Her straight-gazing grey eyes gave away nothing as she stared back at him.
“But supposing he doesn't want to marry me?”
“He does.” He was about to add: “Any man would!” but stopped himself. He stood up suddenly, leaning his squared shoulders against the graceful mantelshelf. “Look at you,” he said. “Look at you in that dress, and with that hair! the chatelaine of Treloan!”
“Running the place as a guest-house to make ends meet,” a little dryly.
“But not once you've married Pope! All that sort of thing will come to an end.”
“Will it?” she asked, looking at him with an indescribable expression on her face. It was so odd, she thought, that both he and her aunt had chosen the same day to drive home to her the advantages of marrying a man who had not yet asked her to marry him. But for the fact that Commander Merlin's obvious desire for her to marry him filled her with a kind of spreading feeling of loneliness and hollow emptiness, she could almost have laughed, and felt amused. But the fact that he did want her to marry someone else could never genuinely amuse her. “Well, you may be right,” she murmured carelessly. “You may be very right.”

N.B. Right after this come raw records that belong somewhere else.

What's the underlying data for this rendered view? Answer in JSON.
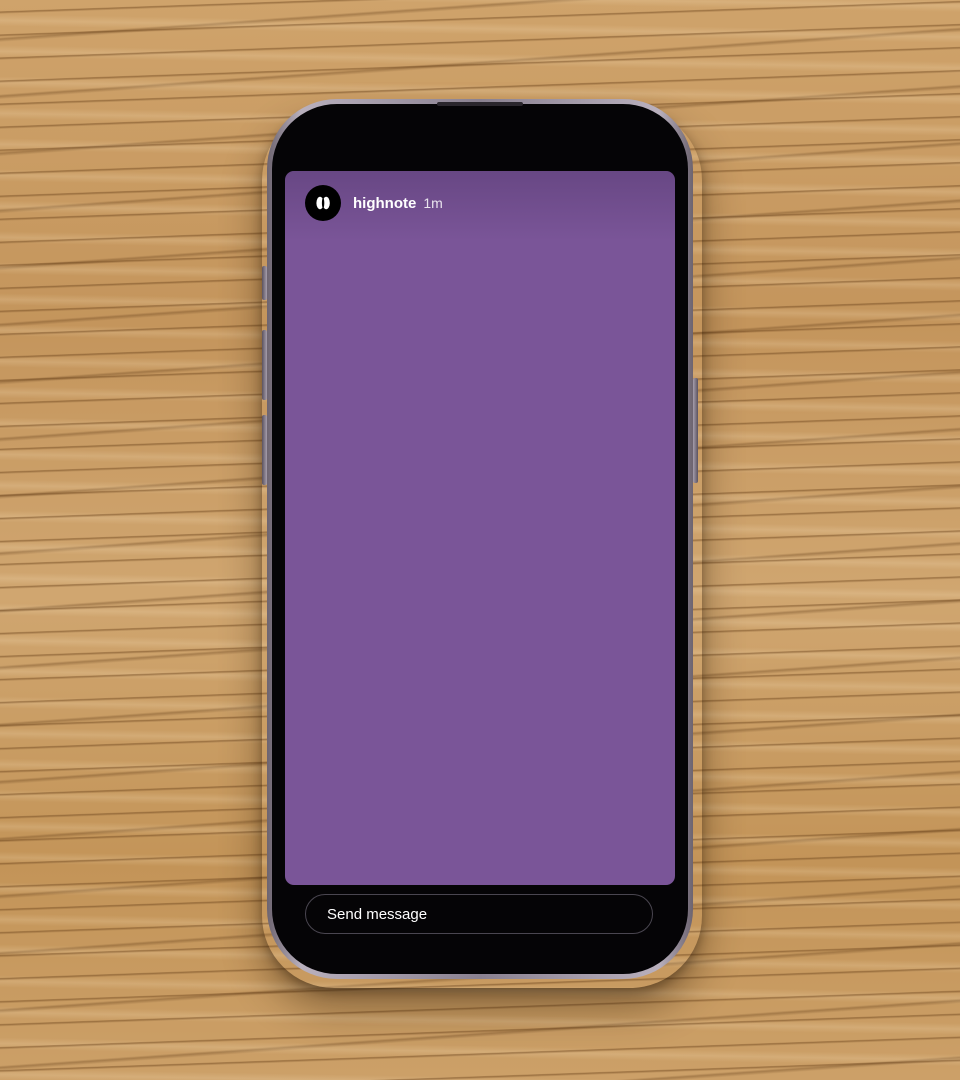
{
  "story": {
    "username": "highnote",
    "timestamp": "1m",
    "background_color": "#7a5598",
    "avatar_icon": "highnote-logo-icon"
  },
  "composer": {
    "placeholder": "Send message"
  }
}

“Do you intend to marry him?” he asked, forcing her to stare right back into her eyes.
“I haven’t given the matter serious thought.”
“But you will, won't you? Won’t you?” After staring at her for a moment longer, during which time she felt as if hypnotized by the staring eyes of a tiger—only instead of being tawny eyes they were blue, and hard, and brilliant—he moved abruptly over to her and, bending forward, took her hands, lying limply in her lap. Without any resistance from her he drew her to her feet.
“Since you almost certainly will, and since I'd like you to remember me by something apart from our conversation in this room tonight, here is a souvenir of the evening!” And before she could prevent him he had drawn her swiftly into his arms, and bent his dark head o
ver her bright one and claimed her soft mouth with his lips.
It was a kiss which, quite literally, took her breath away. She had been kissed once or twice before in her life, by young men who had escorted her to a dance or some other social function, and returned her in safety to her own front door. They had exacted what they thought was a legitimate reward. But here was no question of reward or even any question of pleasure. It was not even an experiment, to discover whether she might like the kiss. It was cool, deliberate, and yet it scorched her almost to the core of her being. She could never forget it or the hard feel of his lips against her own; the sudden claiming of his arms when he drew her into them. And he let her go just as suddenly as he had adopted his surprise tactics. His eyes gleamed at her strangely. It might have been by contrast with his dark dinner-jacket, but he looked a little pale.
“There!” he said. “That was something to remember me by, wasn't it?”
Eve stood quite still. She felt burningly angry with him —not because he had kissed her, not because he had done so without asking her permission, not because he had chosen to do so in her own house, as a guest at her dinner party, when the gaily colored young woman who claimed his more serious interest was outside flirting in the moonlight with Martin Pope amongst the remnants of the azaleas. Oh, none of these things upset her. But what did upset her was the knowledge that he had quite calmly accepted the fact that she was to marry a man who could guarantee security for her future, if nothing else; a man with whom he must know she was not in love—for how many times had she unwittingly given away, by her unguarded look, her sudden feeling of pleasure, her delight in his own nearness, the fact that she was in love with him? In love with Roger Merlin, who obviously was not the least little bit in love with her or otherwise he would tell her so!